Les conditions d’une vraie réforme fiscale
Une carte blanche de Typhanie Afschrift, oratrice Cafés-Conseils.
Pendant plus de 2 ans, le pays a attendu une réforme fiscale. La réalité est que celle-ci, dans l’accord initial du gouvernement, n’était pas prévue pour cette législature, mais pour la suivante, celle qui commencera après les prochaines élections. Il est donc étrange que, malgré tout, l’on ait essayé de réaliser un objectif qu’à l’origine on n’a pas trouvé indispensable. Et puis, ce fut l’échec. Les sept partis de la très incertaine coalition n’ont jamais pu se mettre d’accord sur les propositions du ministre des finances. Aujourd’hui, presque tous les partis annoncent qu’il faudra réaliser enfin cette réforme fiscale sous le prochain gouvernement. |
Malheureusement, la plupart sont très imprécis quant au contenu de cette réforme, et les propositions que donnent les uns et les autres paraissent bien incompatibles.

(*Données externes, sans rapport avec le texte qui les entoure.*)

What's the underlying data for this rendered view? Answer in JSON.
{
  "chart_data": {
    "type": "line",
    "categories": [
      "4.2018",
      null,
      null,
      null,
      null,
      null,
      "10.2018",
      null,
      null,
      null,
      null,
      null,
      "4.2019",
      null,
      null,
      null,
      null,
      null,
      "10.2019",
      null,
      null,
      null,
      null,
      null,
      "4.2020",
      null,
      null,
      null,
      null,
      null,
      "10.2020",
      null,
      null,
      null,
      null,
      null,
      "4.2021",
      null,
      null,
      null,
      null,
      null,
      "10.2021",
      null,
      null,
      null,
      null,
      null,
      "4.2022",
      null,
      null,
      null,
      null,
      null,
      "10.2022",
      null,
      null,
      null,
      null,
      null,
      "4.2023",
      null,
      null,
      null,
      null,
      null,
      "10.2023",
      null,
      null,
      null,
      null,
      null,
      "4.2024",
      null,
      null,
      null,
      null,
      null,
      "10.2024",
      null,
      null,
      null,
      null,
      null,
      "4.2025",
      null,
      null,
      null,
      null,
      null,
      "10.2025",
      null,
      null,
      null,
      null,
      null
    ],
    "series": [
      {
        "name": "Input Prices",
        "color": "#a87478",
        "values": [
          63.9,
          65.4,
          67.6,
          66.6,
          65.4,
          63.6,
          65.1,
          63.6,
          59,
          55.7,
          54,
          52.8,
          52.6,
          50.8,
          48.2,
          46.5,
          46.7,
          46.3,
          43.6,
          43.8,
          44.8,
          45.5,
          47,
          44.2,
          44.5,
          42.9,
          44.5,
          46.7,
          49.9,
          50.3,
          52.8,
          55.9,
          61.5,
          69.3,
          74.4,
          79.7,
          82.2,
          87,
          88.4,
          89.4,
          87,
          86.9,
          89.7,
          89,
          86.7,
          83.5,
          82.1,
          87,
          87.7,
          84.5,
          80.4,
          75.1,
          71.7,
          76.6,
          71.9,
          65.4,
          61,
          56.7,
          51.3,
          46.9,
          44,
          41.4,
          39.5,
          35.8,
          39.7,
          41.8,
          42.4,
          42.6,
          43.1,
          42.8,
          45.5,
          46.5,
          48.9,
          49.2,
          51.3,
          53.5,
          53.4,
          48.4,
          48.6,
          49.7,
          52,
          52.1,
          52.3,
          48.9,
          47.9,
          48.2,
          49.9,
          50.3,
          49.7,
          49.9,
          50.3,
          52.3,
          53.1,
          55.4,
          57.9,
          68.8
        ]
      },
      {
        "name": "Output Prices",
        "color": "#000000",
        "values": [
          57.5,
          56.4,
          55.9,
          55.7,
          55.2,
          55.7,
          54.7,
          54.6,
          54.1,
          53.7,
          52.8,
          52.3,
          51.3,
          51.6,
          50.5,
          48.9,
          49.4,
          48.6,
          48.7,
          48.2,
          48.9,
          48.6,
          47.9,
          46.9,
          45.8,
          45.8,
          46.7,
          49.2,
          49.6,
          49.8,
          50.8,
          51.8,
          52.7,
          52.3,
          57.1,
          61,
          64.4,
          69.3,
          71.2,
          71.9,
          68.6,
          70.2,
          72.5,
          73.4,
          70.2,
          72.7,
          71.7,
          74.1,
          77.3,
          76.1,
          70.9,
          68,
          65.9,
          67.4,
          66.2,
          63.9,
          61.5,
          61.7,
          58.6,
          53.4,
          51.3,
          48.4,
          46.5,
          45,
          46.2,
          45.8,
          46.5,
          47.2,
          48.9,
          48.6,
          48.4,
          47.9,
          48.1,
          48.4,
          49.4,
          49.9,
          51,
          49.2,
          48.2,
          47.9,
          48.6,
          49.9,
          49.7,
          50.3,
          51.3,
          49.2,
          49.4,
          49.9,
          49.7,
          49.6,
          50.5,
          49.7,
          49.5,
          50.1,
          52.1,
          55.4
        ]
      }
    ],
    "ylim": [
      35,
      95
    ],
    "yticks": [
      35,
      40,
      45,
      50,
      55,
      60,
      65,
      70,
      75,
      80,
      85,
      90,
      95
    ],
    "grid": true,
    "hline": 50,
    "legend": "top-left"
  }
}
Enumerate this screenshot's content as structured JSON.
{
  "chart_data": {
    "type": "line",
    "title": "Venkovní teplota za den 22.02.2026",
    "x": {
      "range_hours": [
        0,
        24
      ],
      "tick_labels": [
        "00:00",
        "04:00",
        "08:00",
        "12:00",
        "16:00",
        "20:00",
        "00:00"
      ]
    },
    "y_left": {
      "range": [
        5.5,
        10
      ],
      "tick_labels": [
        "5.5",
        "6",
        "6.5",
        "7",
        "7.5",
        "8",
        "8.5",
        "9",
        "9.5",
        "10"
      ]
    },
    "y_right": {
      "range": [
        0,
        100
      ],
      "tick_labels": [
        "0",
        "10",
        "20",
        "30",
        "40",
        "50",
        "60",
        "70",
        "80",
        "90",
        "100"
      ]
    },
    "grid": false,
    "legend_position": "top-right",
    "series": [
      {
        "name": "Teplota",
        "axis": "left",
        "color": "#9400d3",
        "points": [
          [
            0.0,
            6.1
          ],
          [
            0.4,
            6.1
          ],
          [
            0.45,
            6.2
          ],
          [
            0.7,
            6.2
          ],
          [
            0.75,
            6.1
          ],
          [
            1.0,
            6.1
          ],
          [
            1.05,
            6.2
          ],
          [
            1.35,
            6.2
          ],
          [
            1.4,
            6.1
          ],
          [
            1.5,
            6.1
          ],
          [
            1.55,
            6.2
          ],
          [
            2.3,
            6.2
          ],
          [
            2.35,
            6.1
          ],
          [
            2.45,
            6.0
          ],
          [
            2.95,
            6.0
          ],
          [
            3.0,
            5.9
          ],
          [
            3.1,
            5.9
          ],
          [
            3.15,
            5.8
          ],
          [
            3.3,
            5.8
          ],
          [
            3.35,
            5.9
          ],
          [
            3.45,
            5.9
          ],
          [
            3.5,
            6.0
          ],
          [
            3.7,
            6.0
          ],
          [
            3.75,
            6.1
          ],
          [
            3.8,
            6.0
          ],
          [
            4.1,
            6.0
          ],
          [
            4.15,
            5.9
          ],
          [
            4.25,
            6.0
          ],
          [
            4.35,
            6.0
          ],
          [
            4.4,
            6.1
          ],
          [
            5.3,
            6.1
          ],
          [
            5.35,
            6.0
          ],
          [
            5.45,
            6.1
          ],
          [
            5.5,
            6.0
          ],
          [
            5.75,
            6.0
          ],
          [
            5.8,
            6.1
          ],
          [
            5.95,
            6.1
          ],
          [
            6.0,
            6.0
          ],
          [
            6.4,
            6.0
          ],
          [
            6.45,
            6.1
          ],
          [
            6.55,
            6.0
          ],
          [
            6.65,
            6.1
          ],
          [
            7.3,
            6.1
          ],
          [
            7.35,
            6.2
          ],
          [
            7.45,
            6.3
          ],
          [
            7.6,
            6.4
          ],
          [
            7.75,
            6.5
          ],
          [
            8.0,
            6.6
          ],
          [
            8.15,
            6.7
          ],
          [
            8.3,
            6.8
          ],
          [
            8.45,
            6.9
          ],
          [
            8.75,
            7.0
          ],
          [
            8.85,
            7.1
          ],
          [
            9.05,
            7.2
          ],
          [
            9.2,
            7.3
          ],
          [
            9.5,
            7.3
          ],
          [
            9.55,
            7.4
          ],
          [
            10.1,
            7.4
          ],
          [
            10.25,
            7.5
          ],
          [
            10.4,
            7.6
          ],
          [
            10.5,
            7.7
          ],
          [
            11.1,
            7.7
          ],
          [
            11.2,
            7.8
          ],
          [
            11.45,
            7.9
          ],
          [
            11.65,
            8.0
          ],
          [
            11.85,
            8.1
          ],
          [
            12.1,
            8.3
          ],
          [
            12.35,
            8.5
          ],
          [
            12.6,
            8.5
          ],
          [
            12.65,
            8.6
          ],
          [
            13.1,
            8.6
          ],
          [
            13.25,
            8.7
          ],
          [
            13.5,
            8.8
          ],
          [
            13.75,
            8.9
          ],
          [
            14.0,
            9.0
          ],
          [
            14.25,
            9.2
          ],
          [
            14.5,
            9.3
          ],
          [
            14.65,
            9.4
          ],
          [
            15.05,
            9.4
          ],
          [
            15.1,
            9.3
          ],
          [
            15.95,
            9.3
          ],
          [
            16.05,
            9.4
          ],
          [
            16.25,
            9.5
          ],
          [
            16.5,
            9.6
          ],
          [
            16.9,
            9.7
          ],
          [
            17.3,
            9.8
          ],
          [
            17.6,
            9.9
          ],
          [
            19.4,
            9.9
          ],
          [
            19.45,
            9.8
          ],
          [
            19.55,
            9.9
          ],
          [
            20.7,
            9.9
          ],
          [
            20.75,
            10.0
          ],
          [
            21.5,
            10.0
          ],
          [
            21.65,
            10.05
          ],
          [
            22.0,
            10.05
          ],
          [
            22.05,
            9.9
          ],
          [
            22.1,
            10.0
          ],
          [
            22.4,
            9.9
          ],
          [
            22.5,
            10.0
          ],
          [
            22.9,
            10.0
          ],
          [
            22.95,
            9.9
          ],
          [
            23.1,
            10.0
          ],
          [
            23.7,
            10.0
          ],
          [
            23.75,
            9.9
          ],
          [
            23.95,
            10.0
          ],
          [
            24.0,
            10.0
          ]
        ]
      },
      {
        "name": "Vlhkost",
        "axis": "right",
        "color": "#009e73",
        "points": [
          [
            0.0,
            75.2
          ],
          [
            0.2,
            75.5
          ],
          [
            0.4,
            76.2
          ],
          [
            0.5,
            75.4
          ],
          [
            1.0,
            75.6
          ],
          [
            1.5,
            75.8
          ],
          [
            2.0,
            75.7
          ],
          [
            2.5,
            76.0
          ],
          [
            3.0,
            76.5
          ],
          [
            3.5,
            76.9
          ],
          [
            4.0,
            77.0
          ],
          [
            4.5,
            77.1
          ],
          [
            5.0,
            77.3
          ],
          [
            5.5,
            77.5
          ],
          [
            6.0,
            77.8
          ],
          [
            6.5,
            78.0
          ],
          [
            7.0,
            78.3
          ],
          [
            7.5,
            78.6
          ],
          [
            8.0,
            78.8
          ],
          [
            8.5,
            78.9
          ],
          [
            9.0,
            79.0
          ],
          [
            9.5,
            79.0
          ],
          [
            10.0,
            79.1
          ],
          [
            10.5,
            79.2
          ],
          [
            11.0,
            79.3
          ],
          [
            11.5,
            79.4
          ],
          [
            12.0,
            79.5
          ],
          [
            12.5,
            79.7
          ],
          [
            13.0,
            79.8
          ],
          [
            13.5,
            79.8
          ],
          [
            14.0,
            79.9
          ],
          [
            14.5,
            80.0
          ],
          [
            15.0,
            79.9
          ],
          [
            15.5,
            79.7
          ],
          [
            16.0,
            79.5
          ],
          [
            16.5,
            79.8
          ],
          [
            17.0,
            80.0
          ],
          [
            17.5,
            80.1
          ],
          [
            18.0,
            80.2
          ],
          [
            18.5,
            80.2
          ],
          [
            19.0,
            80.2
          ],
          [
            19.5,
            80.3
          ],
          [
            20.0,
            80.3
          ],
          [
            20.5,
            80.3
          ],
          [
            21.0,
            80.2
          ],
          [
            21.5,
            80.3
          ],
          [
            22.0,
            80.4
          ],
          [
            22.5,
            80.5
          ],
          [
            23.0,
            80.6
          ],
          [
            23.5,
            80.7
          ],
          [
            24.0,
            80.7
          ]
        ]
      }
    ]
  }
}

De plus, ce qui est proposé peut rarement être qualifié de véritable « réforme fiscale ». On a pris l’habitude, depuis plusieurs années, en Belgique, de ne pas réformer réellement l’impôt et de se contenter de simples « tax shifts », reposant toujours sur une sacro-sainte « neutralité fiscale ». En clair, on s’interdisait, avant même de proposer la réforme, de réaliser quelque chose qui modifierait le total des impôts perçus à ce jour. On imagine donc faire une réforme fiscale sans modifier le niveau des recettes de l’Etat.
C’est là qu’est la première erreur. L’intérêt d’une réforme qui ne modifie pas le niveau global de l’imposition est très limité. Le principal problème de notre pays est que les impôts y sont trop élevés.
La Belgique figure systématiquement, depuis 30 ans, dans tous les classements, parmi les 3 ou 4 pays les plus taxés au monde. On a récemment révélé que pour un salarié célibataire sans enfant, la Belgique était le seul pays au monde où l’Etat s’appropriait plus de la moitié du salaire, en moyenne.
S’il y a quelque chose à réformer, c’est d’abord cela : il faut réduire, d’une manière importante, le poids de l’impôt et de l’Etat dans la vie des gens. Et ceci implique une réforme fiscale qui ne soit évidemment pas « neutre ». Et qui dit réduction des recettes doit nécessairement accepter qu’il en soit autant des dépenses.
Une vraie réforme fiscale impliquera par conséquent une remise en question des dépenses, notamment dans ses postes les plus importants, que sont la fonction publique et la sécurité sociale.
Il faut aussi que la réforme ne réduise pas seulement le poids de l’impôt pour une partie des contribuables. L’on entend partout dire, à juste titre, qu’il faut réduire la différence entre le revenu net de ceux qui travaillent, et le niveau des allocations de ceux qui ne travaillent pas. C’est une évidence mais cela ne suffit pas. Il n’est donc pas suffisant de simplement augmenter le « minimum imposable », c’est-à-dire le montant minimum des revenus qui supportent une taxation.
Il faut aussi que ceux qui supportent le plus le poids de l’impôt aujourd’hui, c’est-à-dire les classes moyennes, bénéficient d’une sensible réduction des charges sociales et fiscales. Pas seulement l’effet mécanique de l’augmentation du minimum imposable, mais aussi une amélioration de l’ensemble du barème de l’impôt des personnes physiques, en faveur, à tout le moins, de l’ensemble des revenus moyens.
Le barème belge de l’impôt des personnes physiques est celui qui monte le plus rapidement à son maximum, de 50 % plus les centimes additionnels. Cela doit absolument changer.
Et il faut en profiter, aussi, pour améliorer le régime de l’impôt des sociétés, beaucoup trop lourd lorsqu’on tient compte en outre d’un précompte mobilier à 30 % pour les distributions de dividendes.
La réforme fiscale de l’impôt des sociétés, réalisée en 2017, a été un échec parce qu’elle n’a pas abouti à une réduction de la charge pour les entreprises, et notamment pour les PME, qui créent le maximum d’emplois en Belgique.
Voilà pour l’essentiel, les conditions minimales d’une vraie réforme. Pour le moment, on ne voit pas beaucoup de partis qui proposent un système ambitieux. S’ils ne le font pas, ils courront pourtant à un nouvel échec.